With that as a common-sense first
step to having a last-ditch defense of the innocent—less likely simply by
killers knowing that someone will return fire inside the school—let’s consider
proactive steps that are easily implemented. We all know that the parents of
miscreant students can be prone to call a lawyer before they call the school to
find out the school’s side of any disciplinary action. I heard a simple,
straightforward suggestion: Empower principals and administrators with a set
number of “referrals with cause” every year, for which they are protected from
legal liability or jeopardy.
Upon said determination, they can
provide the police with legal recourse to examine the home, person and social
media posts of students or others, for signs of impending violence. Only an
ideologue, fanatic or idiot could object to such suggestions which—while not entirely
fool proof in all cases—would have lessened or prevented many recent school
killings.
What we should be able agree on is
that spreading hate-filled nonsense and lies for cheap political points is counterproductive.
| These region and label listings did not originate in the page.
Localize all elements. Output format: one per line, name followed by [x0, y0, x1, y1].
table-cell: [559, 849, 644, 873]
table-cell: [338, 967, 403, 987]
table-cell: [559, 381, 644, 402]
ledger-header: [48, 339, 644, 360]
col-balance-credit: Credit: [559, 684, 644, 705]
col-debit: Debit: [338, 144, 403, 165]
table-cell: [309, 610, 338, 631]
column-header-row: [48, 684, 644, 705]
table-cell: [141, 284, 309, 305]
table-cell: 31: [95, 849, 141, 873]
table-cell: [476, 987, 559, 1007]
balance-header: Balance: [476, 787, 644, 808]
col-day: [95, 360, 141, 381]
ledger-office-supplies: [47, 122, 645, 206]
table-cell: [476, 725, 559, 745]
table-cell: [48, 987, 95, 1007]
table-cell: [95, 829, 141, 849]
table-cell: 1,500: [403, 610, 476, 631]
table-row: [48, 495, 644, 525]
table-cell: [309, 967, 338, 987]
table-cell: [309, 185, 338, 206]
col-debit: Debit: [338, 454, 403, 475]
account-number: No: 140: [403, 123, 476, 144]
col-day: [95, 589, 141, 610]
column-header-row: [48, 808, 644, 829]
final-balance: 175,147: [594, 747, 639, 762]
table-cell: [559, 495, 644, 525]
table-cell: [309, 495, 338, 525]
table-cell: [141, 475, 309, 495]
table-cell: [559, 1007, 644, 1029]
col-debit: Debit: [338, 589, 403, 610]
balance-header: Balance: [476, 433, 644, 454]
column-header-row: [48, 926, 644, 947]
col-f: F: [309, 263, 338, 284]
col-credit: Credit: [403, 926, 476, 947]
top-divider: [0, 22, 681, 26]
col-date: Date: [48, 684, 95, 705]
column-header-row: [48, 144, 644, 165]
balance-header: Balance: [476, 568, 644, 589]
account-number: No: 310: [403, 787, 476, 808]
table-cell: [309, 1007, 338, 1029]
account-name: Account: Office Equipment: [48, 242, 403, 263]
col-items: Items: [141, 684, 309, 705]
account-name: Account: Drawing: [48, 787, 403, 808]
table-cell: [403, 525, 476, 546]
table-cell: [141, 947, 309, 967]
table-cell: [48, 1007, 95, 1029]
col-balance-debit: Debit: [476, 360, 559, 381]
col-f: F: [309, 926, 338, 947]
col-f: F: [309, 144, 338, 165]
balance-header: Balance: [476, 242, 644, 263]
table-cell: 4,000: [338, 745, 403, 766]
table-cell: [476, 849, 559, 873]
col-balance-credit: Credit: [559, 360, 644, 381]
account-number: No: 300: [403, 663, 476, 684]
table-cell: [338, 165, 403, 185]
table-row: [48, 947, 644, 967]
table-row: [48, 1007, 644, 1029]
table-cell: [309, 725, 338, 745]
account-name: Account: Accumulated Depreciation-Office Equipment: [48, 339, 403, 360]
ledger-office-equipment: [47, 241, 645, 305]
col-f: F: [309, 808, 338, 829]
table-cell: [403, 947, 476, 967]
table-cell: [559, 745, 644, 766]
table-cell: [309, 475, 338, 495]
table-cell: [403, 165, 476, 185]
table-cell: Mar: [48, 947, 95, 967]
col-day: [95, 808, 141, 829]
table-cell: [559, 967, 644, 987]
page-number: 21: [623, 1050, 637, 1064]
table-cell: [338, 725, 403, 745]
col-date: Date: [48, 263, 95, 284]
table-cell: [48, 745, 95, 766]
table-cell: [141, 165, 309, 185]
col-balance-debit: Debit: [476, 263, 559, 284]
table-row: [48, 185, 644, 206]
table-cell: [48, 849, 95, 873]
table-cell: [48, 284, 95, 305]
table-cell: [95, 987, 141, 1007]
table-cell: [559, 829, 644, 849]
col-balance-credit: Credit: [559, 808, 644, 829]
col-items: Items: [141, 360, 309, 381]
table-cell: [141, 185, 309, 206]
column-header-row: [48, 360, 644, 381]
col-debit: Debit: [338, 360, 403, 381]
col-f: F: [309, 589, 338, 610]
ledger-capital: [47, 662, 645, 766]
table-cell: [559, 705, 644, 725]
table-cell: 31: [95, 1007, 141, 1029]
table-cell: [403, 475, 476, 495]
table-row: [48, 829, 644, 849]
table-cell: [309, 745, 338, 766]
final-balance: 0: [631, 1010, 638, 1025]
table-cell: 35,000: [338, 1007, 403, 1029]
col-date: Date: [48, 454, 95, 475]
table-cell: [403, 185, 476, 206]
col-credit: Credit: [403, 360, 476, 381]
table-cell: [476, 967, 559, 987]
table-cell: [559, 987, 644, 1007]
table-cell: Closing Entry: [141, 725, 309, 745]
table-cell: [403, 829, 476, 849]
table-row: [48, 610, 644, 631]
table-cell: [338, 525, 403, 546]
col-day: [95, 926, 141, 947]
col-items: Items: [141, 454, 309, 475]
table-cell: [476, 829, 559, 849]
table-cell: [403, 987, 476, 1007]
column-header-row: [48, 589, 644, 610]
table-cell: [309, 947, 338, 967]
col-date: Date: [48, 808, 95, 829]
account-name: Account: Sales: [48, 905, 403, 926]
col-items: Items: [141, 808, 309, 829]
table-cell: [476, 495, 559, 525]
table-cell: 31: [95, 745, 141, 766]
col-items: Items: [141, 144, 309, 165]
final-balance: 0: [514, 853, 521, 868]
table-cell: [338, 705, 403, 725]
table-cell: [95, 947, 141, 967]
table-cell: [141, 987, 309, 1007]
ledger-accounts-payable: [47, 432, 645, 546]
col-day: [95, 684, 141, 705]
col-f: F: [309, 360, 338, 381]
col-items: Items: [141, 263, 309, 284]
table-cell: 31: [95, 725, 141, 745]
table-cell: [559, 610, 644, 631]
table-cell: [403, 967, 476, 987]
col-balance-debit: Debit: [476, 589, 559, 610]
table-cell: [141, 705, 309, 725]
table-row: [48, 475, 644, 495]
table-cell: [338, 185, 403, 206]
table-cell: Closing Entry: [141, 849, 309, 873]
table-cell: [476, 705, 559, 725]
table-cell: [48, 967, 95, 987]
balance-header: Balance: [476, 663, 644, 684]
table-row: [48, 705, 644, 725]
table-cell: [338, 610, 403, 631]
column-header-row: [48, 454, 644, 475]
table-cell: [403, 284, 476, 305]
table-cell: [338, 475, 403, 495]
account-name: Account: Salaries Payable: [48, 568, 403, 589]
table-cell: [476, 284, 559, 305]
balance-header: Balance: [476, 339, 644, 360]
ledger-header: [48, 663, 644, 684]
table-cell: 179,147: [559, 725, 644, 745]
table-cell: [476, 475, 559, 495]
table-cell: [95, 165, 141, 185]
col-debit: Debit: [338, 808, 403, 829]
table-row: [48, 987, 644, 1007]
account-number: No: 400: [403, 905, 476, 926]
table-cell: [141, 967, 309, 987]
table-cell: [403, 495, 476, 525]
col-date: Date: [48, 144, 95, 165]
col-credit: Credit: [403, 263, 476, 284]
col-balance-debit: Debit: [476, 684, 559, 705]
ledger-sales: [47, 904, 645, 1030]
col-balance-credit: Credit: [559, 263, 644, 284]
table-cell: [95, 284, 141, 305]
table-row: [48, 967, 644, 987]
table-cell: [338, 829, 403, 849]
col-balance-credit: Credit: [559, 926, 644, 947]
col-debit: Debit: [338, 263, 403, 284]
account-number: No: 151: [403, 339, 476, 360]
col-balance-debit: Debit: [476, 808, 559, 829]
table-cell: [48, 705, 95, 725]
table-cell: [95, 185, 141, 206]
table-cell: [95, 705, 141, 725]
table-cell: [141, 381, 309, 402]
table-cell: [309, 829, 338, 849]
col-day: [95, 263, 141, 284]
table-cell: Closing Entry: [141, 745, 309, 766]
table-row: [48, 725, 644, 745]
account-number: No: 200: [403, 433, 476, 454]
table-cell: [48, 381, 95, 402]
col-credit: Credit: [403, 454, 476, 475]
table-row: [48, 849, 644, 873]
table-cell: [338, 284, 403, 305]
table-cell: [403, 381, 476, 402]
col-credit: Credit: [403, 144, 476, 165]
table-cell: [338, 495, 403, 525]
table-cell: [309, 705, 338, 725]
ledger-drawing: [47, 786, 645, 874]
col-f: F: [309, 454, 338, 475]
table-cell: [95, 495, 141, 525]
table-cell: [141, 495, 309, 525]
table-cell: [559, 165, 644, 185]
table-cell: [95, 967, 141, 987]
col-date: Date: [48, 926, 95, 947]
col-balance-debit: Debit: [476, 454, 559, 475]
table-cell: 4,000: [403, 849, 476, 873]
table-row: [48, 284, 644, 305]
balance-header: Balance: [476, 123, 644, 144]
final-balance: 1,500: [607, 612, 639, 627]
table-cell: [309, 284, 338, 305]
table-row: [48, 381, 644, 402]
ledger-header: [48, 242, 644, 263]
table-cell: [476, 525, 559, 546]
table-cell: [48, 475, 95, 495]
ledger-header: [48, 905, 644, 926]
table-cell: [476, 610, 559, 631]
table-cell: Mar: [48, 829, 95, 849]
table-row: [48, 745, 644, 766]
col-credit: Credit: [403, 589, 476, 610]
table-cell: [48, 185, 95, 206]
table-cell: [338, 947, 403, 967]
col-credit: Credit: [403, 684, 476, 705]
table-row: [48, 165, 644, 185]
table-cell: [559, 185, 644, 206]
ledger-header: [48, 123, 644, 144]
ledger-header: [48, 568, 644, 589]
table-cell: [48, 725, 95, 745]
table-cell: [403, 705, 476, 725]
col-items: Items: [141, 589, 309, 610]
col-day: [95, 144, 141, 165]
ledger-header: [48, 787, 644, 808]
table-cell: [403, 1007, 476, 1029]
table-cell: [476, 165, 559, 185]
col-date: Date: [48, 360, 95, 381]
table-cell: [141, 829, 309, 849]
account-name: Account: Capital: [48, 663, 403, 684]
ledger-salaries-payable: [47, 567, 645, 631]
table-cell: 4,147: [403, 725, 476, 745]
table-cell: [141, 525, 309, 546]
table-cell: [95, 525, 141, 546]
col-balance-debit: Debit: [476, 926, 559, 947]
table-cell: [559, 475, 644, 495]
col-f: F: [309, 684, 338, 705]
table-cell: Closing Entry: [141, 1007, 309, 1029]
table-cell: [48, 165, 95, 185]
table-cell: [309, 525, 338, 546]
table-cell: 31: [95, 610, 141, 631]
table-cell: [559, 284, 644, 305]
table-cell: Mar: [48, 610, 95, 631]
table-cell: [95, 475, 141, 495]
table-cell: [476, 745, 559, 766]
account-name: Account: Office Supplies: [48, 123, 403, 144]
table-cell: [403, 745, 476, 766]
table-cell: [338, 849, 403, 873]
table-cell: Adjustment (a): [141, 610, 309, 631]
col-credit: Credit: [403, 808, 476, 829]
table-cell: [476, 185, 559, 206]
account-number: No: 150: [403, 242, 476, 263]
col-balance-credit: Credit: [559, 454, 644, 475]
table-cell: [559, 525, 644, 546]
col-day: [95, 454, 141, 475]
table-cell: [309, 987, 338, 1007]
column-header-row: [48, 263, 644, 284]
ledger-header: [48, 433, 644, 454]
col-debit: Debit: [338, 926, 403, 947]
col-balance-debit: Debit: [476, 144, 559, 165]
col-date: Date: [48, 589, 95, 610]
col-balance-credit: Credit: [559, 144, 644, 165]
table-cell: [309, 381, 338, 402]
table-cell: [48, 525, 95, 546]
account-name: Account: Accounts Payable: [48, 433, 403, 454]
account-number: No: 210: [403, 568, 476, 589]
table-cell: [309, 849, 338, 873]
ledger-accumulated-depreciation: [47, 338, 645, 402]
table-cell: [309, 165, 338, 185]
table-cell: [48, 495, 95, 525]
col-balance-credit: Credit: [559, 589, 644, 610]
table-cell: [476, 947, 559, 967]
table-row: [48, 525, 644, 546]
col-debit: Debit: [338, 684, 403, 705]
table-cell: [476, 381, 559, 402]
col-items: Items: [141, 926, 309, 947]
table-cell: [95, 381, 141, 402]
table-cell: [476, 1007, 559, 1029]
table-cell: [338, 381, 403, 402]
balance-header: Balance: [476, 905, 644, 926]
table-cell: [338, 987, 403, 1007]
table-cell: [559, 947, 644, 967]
For example, as soon as a “gun control” group stated (falsely) that there had
been 18 mass shootings in schools this year alone, news media and liberal hacks
(often a redundancy) ran with the statistic. It turned out to be bogus, “fake news”
if you will; examination showed only about 3 of those were “mass shootings.”
The others included suicides, accidental discharges, intentional shootings that
hurt no one, or other attack. Some (PolitiFact, Washington Post) did retract
the figure, but most did not.
Then, feeding the
Trump-hating-and-deranged among our partisan press and politic, Trump was
wrongly accused of eliminating a restriction that prohibited insane people from
buying guns. Not true! He signed a bill removing the inclusion of “not being
able to keep one’s finances in order” as a predicate for denying gun ownership.
The NRA and ACLU agreed.
Another example of Trump-derangement
popped up when a man who lost a child in the Florida school shooting was seen
in his truck wearing a “Trump for 2020” t-shirt. The hateful, despicable,
contemptible comments that ensued should have been beneath human dignity. “Media
Swallows Militia Leader’s [false] Claim School Shooter Was Connected to White
Supremacists,” became “low hanging fruit” for partisan point-scoring and
Trump-bashing. More “Fake news.” Not fake: “Flashback 30 Years—Guns Were in
Schools…and Nothing Happened.” Gun ranges!
“Those who have been so busy
destroying the moral backstops in our culture won’t want to have this
conversation. They’ll do what they do—mock the truth. There was a time in
America, before the Snowflakes, when any adult on the block could reprimand a
neighborhood kid who was out of line without fear.
“Even thirty years ago, the culture
still had invisible restraints developed over centuries. Those restraints,
those leveling commonalities, were the target of a half-century of attack by
the freewheeling counterculture that has now become the dominant replacement
culture” (J. Christian Adams). Evil manifests in cultural, civilizational rot.